Gentrification has now turned the neighbourhood into a hipster quarter, though 25 years ago it certainly wasn’t. The establishment of M HKA was one of the motors behind its transformation, in fact.
For 15 years, the art historian and curator Flor Bex spearheaded his brainchild and in 2002 was succeeded by Bart De Baere. Shortly after, the Centre for Image Culture became part of M HKA. These days it’s called Cinema Zuid, showing a mix of classics and arthouse film.
Contrary to the contemporary art museum SMAK in Ghent, which is mainly financed by the city, M HKA is an institution of the Flemish Community. In her new policy note for 2012-2016, minister for culture Joke Schauvliege formulated some ambitious goals for M KHA. In Flanders, the museum has to be a trailblazer; internationally, it has to strive for recognition.
De Baere agrees. “As an institution of the Flemish Community, you have the duty to aim high,” he says. “Not only showing what has already been internationally accepted but sensing when an artist is on the brink of recognition.”
De Baere cites the just-closed Jimmie Durham exhibition A matter of life and death and singing as an example of the museum’s approach. “Internationally, he’s the artist of the year: Loads of articles have been written about him and he’s finally starting to sell his work on a large scale, both to museums and private collectors. It’s clearly a moment of celebration; he’s becoming part of the canon.” M HKA’s exhibition, he notes, was “the most exhaustive overview of his work ever.”
The tasks the Flemish Community has given to M KHA seem to focus mainly on showing art and less on collecting. Yet this is an essential characteristic of a museum – the distinguishing factor between a museum and a public art gallery, like Wiels in Brussels. Or, in an international context, between the Tate and the Hayward Gallery.

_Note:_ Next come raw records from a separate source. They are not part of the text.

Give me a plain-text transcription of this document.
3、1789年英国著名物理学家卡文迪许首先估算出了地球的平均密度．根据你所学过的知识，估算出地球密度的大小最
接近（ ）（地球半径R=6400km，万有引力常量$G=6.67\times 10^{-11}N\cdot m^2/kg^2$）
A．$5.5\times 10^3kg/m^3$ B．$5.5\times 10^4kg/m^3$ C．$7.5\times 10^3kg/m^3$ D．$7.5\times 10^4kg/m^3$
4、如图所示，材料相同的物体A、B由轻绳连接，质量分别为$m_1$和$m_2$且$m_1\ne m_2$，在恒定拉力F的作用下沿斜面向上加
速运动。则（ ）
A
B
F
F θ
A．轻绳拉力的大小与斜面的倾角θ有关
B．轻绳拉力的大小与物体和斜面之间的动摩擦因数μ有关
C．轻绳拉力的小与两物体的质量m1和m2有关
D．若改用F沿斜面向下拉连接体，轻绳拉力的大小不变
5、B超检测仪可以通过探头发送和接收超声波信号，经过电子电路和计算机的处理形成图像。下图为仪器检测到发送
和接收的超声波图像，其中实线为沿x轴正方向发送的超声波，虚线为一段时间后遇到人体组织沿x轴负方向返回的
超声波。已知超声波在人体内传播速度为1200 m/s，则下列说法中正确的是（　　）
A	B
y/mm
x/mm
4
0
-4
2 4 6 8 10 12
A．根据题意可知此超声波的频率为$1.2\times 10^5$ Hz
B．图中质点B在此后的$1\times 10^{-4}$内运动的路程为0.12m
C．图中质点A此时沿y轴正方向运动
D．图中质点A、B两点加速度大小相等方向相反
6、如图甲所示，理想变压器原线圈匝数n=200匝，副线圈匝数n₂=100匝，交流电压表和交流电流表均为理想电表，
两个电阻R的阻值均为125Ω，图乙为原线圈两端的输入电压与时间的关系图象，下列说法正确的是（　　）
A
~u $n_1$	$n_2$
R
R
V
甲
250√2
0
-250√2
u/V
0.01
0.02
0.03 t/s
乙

“The public mainly values a museum for its exhibitions,” says De Baere. “The question ‘Is it a good museum?’ has almost become synonymous for ‘Does it attract a lot of visitors?’ Indeed, this still has to change. The international appeal and our leadership function, in the long run, are strongly related to how we develop our permanent collection.”
That might be a problem. M HKA’s budget for acquisitions is a scant €100,000 a year. At its opening in 1987, the museum had an annual acquisition budget of six million Belgian francs, which, taking into account inflation, is €250,000. De Baere had asked for €1 million in his 2012-2016 policy note. He stays diplomatic about the amount (“It’s odd”).
“Acquisitions are the most efficient instrument a museum has: With one arrow you strike three bullseyes. There’s nothing an artist prefers above being bought by a museum, not only for the money but also as a token of appreciation. At the same time, it’s a support for galleries, and it’s an investment in the future.”
In 2002, De Baere took up his function as director of M HKA. Until then he had been the assistant of Jan Hoet at SMAK in Ghent, which, coincidentally, was looking for a new director, too, since Hoet was retiring. “When I told Jan that I’d be applying for the director’s post at M HKA,” De Baere remembers, “he told me: ‘I completely understand. In Ghent, everything has been done; in Antwerp everything is still to do.’ He exaggerated, but I also thought that Antwerp had a potential that had not been exploited.”
That was the mindset with which De Baere embarked on his journey “That Antwerp deserved a strong museum for contemporary art. I had respect for the heritage of Flor Bex, whose work, unfairly, wasn’t always appreciated by the vox populi.”
M HKA, he continues, “cannot be compared to what it was a decade ago. The most important change is the international recognition. Two internationally renowned curators, Sweden’s Anders Kreuger and Briton Nav Haq, have come to work here. Another colleague, Dieter Roelstrate, has just left to become senior curator at the MCA in Chicago, one of America’s most important institutions for contemporary art.”